À l’occasion de la commémoration du 36e anniversaire de l’assassinat de Dabo Boukary, perpétré sous le régime de Blaise Compaoré, l’Union générale des étudiants burkinabè (Ugeb) a vivement critiqué l’incapacité du régime militaire actuel à assurer la sécurité du pays, malgré les engagements pris par le capitaine Ibrahim Traoré lors de sa prise de pouvoir.
Quelques jours après cette déclaration publique, des individus non identifiés, vêtus en civil et armés, ont procédé à des interpellations jugées violentes et illégales contre plusieurs étudiants, dont le président de l’Ugeb, selon les affirmations de l’association.
Dans la foulée, le gouvernement a riposté en suspendant l’Ugeb pour une durée de trois mois renouvelables, lui interdisant toute activité durant cette période.

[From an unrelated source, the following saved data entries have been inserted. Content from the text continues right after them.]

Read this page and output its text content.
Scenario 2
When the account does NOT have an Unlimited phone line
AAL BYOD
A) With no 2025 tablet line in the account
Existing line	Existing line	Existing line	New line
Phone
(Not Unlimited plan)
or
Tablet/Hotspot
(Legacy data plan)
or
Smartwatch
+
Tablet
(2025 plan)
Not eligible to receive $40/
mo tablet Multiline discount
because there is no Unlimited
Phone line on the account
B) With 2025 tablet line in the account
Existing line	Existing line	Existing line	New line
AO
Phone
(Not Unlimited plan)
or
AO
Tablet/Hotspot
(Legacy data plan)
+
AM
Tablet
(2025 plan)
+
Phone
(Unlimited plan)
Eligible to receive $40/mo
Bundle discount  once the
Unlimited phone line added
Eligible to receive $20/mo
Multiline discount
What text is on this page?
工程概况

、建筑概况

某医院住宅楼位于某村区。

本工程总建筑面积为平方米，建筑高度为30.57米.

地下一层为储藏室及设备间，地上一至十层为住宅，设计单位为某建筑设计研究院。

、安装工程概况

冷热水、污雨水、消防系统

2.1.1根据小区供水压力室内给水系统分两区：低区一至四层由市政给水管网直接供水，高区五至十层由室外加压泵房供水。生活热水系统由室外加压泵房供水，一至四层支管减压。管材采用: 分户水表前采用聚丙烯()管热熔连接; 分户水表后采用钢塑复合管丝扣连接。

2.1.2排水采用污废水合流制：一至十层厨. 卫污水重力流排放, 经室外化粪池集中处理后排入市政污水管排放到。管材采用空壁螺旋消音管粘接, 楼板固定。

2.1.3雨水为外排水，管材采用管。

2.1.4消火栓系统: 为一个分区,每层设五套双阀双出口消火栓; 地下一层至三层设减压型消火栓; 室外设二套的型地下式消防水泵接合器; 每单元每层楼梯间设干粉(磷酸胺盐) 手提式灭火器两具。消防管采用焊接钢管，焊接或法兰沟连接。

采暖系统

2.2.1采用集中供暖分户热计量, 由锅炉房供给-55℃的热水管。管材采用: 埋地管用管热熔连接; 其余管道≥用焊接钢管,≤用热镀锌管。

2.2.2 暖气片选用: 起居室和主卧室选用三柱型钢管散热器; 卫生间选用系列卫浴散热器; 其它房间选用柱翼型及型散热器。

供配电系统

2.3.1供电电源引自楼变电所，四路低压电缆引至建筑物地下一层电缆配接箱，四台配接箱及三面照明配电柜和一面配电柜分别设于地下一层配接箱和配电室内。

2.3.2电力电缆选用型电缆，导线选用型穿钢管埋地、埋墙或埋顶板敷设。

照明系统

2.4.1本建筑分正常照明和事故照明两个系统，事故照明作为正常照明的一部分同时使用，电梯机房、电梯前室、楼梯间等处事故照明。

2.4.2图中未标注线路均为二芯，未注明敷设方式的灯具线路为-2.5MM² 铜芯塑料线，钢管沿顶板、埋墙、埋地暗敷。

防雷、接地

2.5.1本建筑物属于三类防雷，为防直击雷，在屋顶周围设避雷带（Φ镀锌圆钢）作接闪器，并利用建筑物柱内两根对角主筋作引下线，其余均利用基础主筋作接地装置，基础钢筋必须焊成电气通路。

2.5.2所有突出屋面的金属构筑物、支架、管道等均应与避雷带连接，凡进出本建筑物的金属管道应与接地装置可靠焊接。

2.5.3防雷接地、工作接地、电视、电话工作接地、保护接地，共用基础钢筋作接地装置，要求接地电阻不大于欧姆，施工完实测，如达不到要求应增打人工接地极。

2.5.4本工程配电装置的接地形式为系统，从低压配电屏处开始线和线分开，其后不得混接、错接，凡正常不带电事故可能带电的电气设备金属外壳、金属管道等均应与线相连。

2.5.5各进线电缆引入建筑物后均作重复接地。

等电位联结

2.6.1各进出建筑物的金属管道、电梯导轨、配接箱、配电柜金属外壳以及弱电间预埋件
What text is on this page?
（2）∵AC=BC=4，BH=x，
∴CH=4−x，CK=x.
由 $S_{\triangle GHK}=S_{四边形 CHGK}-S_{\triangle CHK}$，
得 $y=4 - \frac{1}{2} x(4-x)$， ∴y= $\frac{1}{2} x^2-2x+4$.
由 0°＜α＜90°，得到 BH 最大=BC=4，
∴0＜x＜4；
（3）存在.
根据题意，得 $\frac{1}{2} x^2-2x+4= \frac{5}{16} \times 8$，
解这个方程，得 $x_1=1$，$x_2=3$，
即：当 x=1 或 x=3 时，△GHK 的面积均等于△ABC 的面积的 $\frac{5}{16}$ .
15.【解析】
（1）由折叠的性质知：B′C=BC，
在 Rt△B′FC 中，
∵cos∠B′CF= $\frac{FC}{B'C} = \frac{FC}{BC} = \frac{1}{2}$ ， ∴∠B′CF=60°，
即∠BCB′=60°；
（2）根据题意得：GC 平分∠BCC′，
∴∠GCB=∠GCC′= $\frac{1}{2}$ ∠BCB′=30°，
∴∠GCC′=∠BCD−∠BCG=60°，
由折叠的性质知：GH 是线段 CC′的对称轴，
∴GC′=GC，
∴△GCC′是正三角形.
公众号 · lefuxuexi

Accusation d’apologie du terrorisme : une enquête judiciaire ouverte
L’association a été officiellement accusée d’apologie du terrorisme, une infraction passible de un à dix ans d’emprisonnement selon le code pénal burkinabè. Le procureur du Faso, près le tribunal de grande instance Ouaga2, a confirmé l’ouverture d’une enquête face à la gravité des faits reprochés.
Les autorités judiciaires évoquent notamment des actes susceptibles de démoraliser les forces de défense et de sécurité, une infraction explicitement visée par la législation en vigueur.